Он молчал. То, что она говорила, было очень красиво и все же пугало его. Его пугал даже легкий оттенок таинственности в выражении ее лица. Она смотрела в сторону.

– Ройбен, кажется, какой-то северный бог способен видеть, как растет трава?

– Хеймдаль, – ответил он. – Хранитель врат. Он слышит, как растет трава, и видит за сотни лиг хоть днем, хоть ночью.

Она рассмеялась.

– Да. Я вижу звезды хоть сквозь туман, хоть сквозь густые тучи, вижу такое небо, какого не видит никто другой в этом волшебном лесу.

«Подожди, – следовало сказать ему, – просто подожди, пока изменения не совершатся полностью», – но голос не желал подчиняться ему.

– Я слышу оленей в лесу, – продолжала она. – Да, теперь я способна их слышать. Я даже… даже их запах чуть ли не улавливаю. Очень слабый. Не хочу выдумывать то, чего нет.

– Да, они здесь. Пара, сразу за просекой, – сказал он.

Она снова смотрела на него, смотрела с той же безмятежностью, а он не мог заставить себя встретиться с нею взглядом. Он подумал об оленях, о нежных прекрасных созданиях, но если он не отвлечется от мыслей о них, и как можно скорее, то ему захочется убить и сожрать их обоих. Как она будет ощущать себя, когда такое случится с нею, когда она будет способна думать лишь о том, как вонзить клыки в шею оленя и выдрать из его груди еще бьющееся сердце?

Он будто со стороны осознал, что она движется, что она встала со стула и пошла к нему вокруг стола. Легкий, чистый аромат ее кожи неожиданно взбудоражил его мысли, и занимавший их лес вдруг потускнел и отступил.

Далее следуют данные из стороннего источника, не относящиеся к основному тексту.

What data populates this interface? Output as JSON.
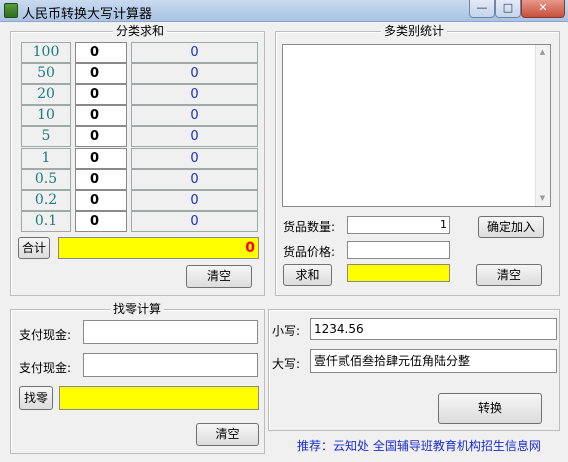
{
  "window": {
    "title": "人民币转换大写计算器",
    "minimize": "—",
    "maximize": "□",
    "close": "✕"
  },
  "classify": {
    "title": "分类求和",
    "rows": [
      {
        "denom": "100",
        "count": "0",
        "sum": "0"
      },
      {
        "denom": "50",
        "count": "0",
        "sum": "0"
      },
      {
        "denom": "20",
        "count": "0",
        "sum": "0"
      },
      {
        "denom": "10",
        "count": "0",
        "sum": "0"
      },
      {
        "denom": "5",
        "count": "0",
        "sum": "0"
      },
      {
        "denom": "1",
        "count": "0",
        "sum": "0"
      },
      {
        "denom": "0.5",
        "count": "0",
        "sum": "0"
      },
      {
        "denom": "0.2",
        "count": "0",
        "sum": "0"
      },
      {
        "denom": "0.1",
        "count": "0",
        "sum": "0"
      }
    ],
    "total_button": "合计",
    "total_value": "0",
    "clear_button": "清空"
  },
  "multi": {
    "title": "多类别统计",
    "qty_label": "货品数量:",
    "qty_value": "1",
    "price_label": "货品价格:",
    "price_value": "",
    "confirm_button": "确定加入",
    "sum_button": "求和",
    "sum_value": "",
    "clear_button": "清空"
  },
  "change": {
    "title": "找零计算",
    "pay1_label": "支付现金:",
    "pay1_value": "",
    "pay2_label": "支付现金:",
    "pay2_value": "",
    "change_button": "找零",
    "change_value": "",
    "clear_button": "清空"
  },
  "convert": {
    "lower_label": "小写:",
    "lower_value": "1234.56",
    "upper_label": "大写:",
    "upper_value": "壹仟贰佰叁拾肆元伍角陆分整",
    "convert_button": "转换"
  },
  "footer": "推荐：云知处 全国辅导班教育机构招生信息网",
  "colors": {
    "denomination_text": "#1a7c7a",
    "sum_text": "#1a2bd0",
    "total_text": "#ff0000",
    "highlight": "#ffff00",
    "footer_text": "#1a2bd0"
  }
}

Она опустилась на свободный стул справа от него, а потом подняла руку и приложила ладонь к его щеке.

Он медленно повернул голову и встретился с нею взглядом.

– Ты боишься, – сказала она.

Он кивнул.

– Да, боюсь.

– И не скрываешь этого.

– Это хорошо?

– Я тебя очень люблю, – сказала она. – Очень. Лучше так, чем говорить всякие правильные вещи насчет того, что ты теперь понимаешь, что у нас будет единая судьба, что ты не потеряешь меня, как могло бы случиться в ином случае, что я скоро стану неуязвима для всего того, что не может повредить тебе.

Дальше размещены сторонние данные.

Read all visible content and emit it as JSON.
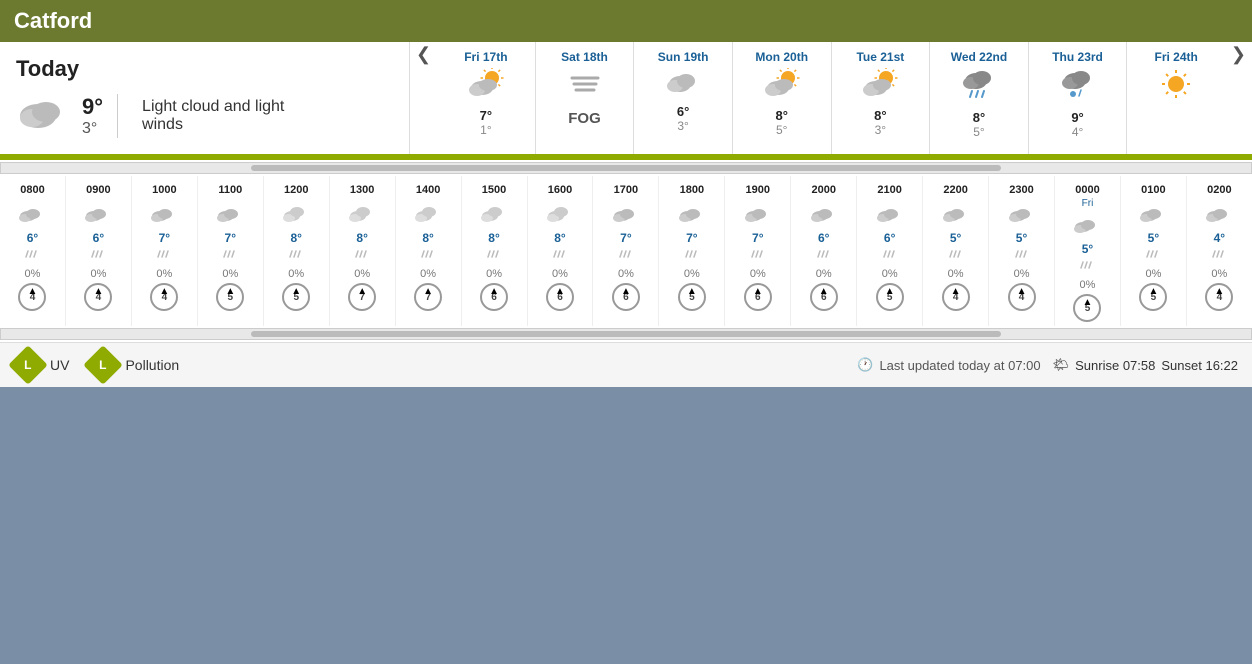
{
  "header": {
    "location": "Catford"
  },
  "today": {
    "label": "Today",
    "high": "9°",
    "low": "3°",
    "description": "Light cloud and light winds",
    "icon": "cloud"
  },
  "days": [
    {
      "name": "Fri 17th",
      "icon": "partly-sunny",
      "high": "7°",
      "low": "1°"
    },
    {
      "name": "Sat 18th",
      "icon": "fog",
      "high": "",
      "low": "",
      "label": "FOG"
    },
    {
      "name": "Sun 19th",
      "icon": "cloud",
      "high": "6°",
      "low": "3°"
    },
    {
      "name": "Mon 20th",
      "icon": "partly-sunny",
      "high": "8°",
      "low": "5°"
    },
    {
      "name": "Tue 21st",
      "icon": "partly-sunny",
      "high": "8°",
      "low": "3°"
    },
    {
      "name": "Wed 22nd",
      "icon": "rain-cloud",
      "high": "8°",
      "low": "5°"
    },
    {
      "name": "Thu 23rd",
      "icon": "rain-drop",
      "high": "9°",
      "low": "4°"
    },
    {
      "name": "Fri 24th",
      "icon": "sun",
      "high": "",
      "low": ""
    }
  ],
  "hours": [
    {
      "time": "0800",
      "sublabel": "",
      "icon": "cloud",
      "temp": "6°",
      "rain": "0%",
      "wind": 4
    },
    {
      "time": "0900",
      "sublabel": "",
      "icon": "cloud",
      "temp": "6°",
      "rain": "0%",
      "wind": 4
    },
    {
      "time": "1000",
      "sublabel": "",
      "icon": "cloud",
      "temp": "7°",
      "rain": "0%",
      "wind": 4
    },
    {
      "time": "1100",
      "sublabel": "",
      "icon": "cloud",
      "temp": "7°",
      "rain": "0%",
      "wind": 5
    },
    {
      "time": "1200",
      "sublabel": "",
      "icon": "cloud-high",
      "temp": "8°",
      "rain": "0%",
      "wind": 5
    },
    {
      "time": "1300",
      "sublabel": "",
      "icon": "cloud-high",
      "temp": "8°",
      "rain": "0%",
      "wind": 7
    },
    {
      "time": "1400",
      "sublabel": "",
      "icon": "cloud-high",
      "temp": "8°",
      "rain": "0%",
      "wind": 7
    },
    {
      "time": "1500",
      "sublabel": "",
      "icon": "cloud-high",
      "temp": "8°",
      "rain": "0%",
      "wind": 6
    },
    {
      "time": "1600",
      "sublabel": "",
      "icon": "cloud-high",
      "temp": "8°",
      "rain": "0%",
      "wind": 6
    },
    {
      "time": "1700",
      "sublabel": "",
      "icon": "cloud",
      "temp": "7°",
      "rain": "0%",
      "wind": 6
    },
    {
      "time": "1800",
      "sublabel": "",
      "icon": "cloud",
      "temp": "7°",
      "rain": "0%",
      "wind": 5
    },
    {
      "time": "1900",
      "sublabel": "",
      "icon": "cloud",
      "temp": "7°",
      "rain": "0%",
      "wind": 6
    },
    {
      "time": "2000",
      "sublabel": "",
      "icon": "cloud",
      "temp": "6°",
      "rain": "0%",
      "wind": 6
    },
    {
      "time": "2100",
      "sublabel": "",
      "icon": "cloud",
      "temp": "6°",
      "rain": "0%",
      "wind": 5
    },
    {
      "time": "2200",
      "sublabel": "",
      "icon": "cloud",
      "temp": "5°",
      "rain": "0%",
      "wind": 4
    },
    {
      "time": "2300",
      "sublabel": "",
      "icon": "cloud",
      "temp": "5°",
      "rain": "0%",
      "wind": 4
    },
    {
      "time": "0000",
      "sublabel": "Fri",
      "icon": "cloud",
      "temp": "5°",
      "rain": "0%",
      "wind": 5
    },
    {
      "time": "0100",
      "sublabel": "",
      "icon": "cloud",
      "temp": "5°",
      "rain": "0%",
      "wind": 5
    },
    {
      "time": "0200",
      "sublabel": "",
      "icon": "cloud",
      "temp": "4°",
      "rain": "0%",
      "wind": 4
    }
  ],
  "footer": {
    "uv_label": "UV",
    "uv_level": "L",
    "pollution_label": "Pollution",
    "pollution_level": "L",
    "last_updated": "Last updated today at 07:00",
    "sunrise": "Sunrise 07:58",
    "sunset": "Sunset 16:22"
  }
}
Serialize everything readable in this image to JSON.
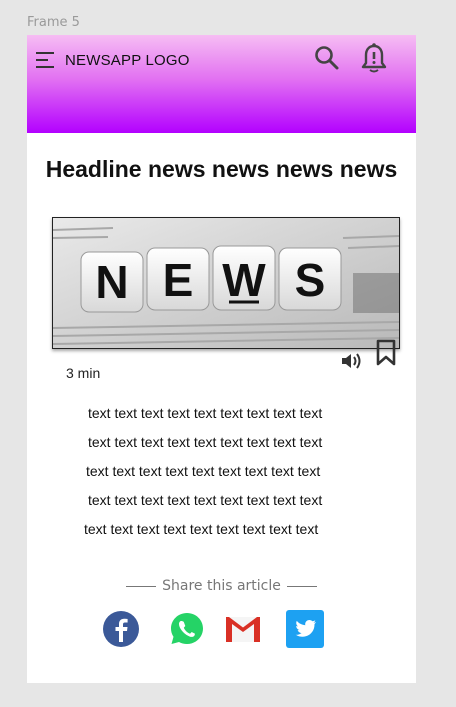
{
  "frame_label": "Frame 5",
  "appbar": {
    "logo_text": "NEWSAPP LOGO",
    "icons": [
      "menu-icon",
      "search-icon",
      "bell-alert-icon"
    ]
  },
  "article": {
    "headline": "Headline news news news news",
    "image_text": "NEWS",
    "read_time": "3 min",
    "actions": [
      "speaker-icon",
      "bookmark-icon"
    ],
    "body_lines": [
      "text text  text  text  text  text  text  text  text",
      "text text  text  text  text  text  text  text  text",
      "text text  text  text  text  text  text  text  text",
      "text text  text  text  text  text  text  text  text",
      "text text  text  text  text  text  text  text  text"
    ]
  },
  "share": {
    "label": "Share this article",
    "networks": [
      "facebook-icon",
      "whatsapp-icon",
      "gmail-icon",
      "twitter-icon"
    ]
  },
  "colors": {
    "appbar_top": "#f6bdf3",
    "appbar_bottom": "#b300ff",
    "facebook": "#3b5998",
    "whatsapp": "#25d366",
    "gmail": "#d93025",
    "twitter": "#1da1f2"
  }
}
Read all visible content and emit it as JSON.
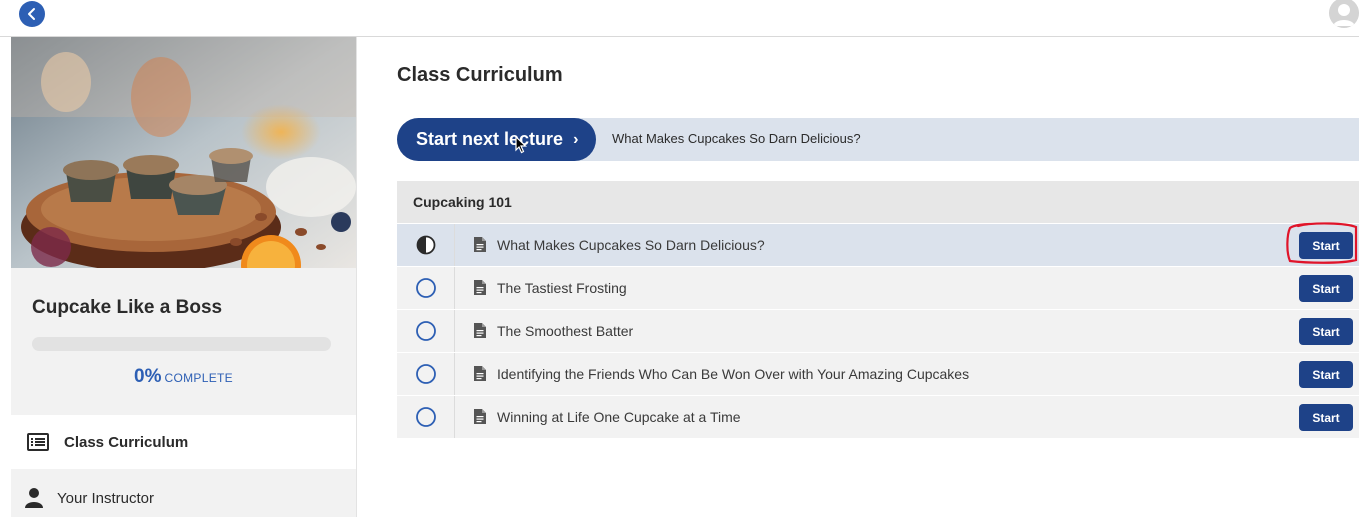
{
  "sidebar": {
    "course_title": "Cupcake Like a Boss",
    "progress": {
      "percent_label": "0%",
      "word": "COMPLETE",
      "value": 0
    },
    "nav": [
      {
        "label": "Class Curriculum",
        "icon": "list-icon",
        "active": true
      },
      {
        "label": "Your Instructor",
        "icon": "person-icon",
        "active": false
      }
    ]
  },
  "main": {
    "title": "Class Curriculum",
    "next_lecture": {
      "button_label": "Start next lecture",
      "chevron": "›",
      "lecture_title": "What Makes Cupcakes So Darn Delicious?"
    },
    "section": {
      "title": "Cupcaking 101",
      "lectures": [
        {
          "title": "What Makes Cupcakes So Darn Delicious?",
          "status": "in-progress",
          "action": "Start"
        },
        {
          "title": "The Tastiest Frosting",
          "status": "not-started",
          "action": "Start"
        },
        {
          "title": "The Smoothest Batter",
          "status": "not-started",
          "action": "Start"
        },
        {
          "title": "Identifying the Friends Who Can Be Won Over with Your Amazing Cupcakes",
          "status": "not-started",
          "action": "Start"
        },
        {
          "title": "Winning at Life One Cupcake at a Time",
          "status": "not-started",
          "action": "Start"
        }
      ]
    }
  },
  "colors": {
    "accent": "#1e4288",
    "accent_light": "#2d5fb4",
    "highlight_bar": "#dbe2ec",
    "annotation": "#e0142a"
  }
}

– Так я и должен бы сказать, так я должен думать.

– Возможно. Но, Ройбен, ты не обманываешь меня ни в чем, кроме того, в чем обязан это делать, ты ненавидишь тайны, они причиняют тебе боль.

– Это так. Но ведь мы с тобой, Лаура, теперь стали тайной, строжайшей тайной. Очень опасной тайной.

– Посмотри на меня.

– Я стараюсь.

– Просто скажи мне все, и пусть себе витает.

– Ты и сама знаешь, в чем дело, – сказал он. – Когда я пришел сюда в ту первую ночь, когда бродил Человеком-волком в высокой траве и увидел тебя, ты была таким нежным невинным существом, чистейшей воды человеком и женщиной, потрясающе беззащитной, когда стояла на крыльце, и…

– И не боялась.

– Да, но ты была хрупкой, невероятно хрупкой, и даже когда я влюбился в тебя, я за тебя очень боялся, что ты вот так же откроешь дверь чему-то вроде меня. Ты ведь на самом деле не знала, что я собой представляю. Понятия не имела. Ты думала, что я просто одичавший бродяга – ты же думала именно так, да? – обитатель лесной чащи, которому нет места в городах. Ведь так, помнишь? Ты выдумала сказку обо мне. Я хотел укрыть тебя от всех бед мира, защитить тебя, спасти тебя от себя самой, спасти тебя от меня! – от твоей опрометчивости… Разве то, что ты меня пригласила, не было самой настоящей опрометчивостью?

Она, казалось, задумалась, будто что-то мысленно взвешивала. Потом открыла было рот, но промолчала.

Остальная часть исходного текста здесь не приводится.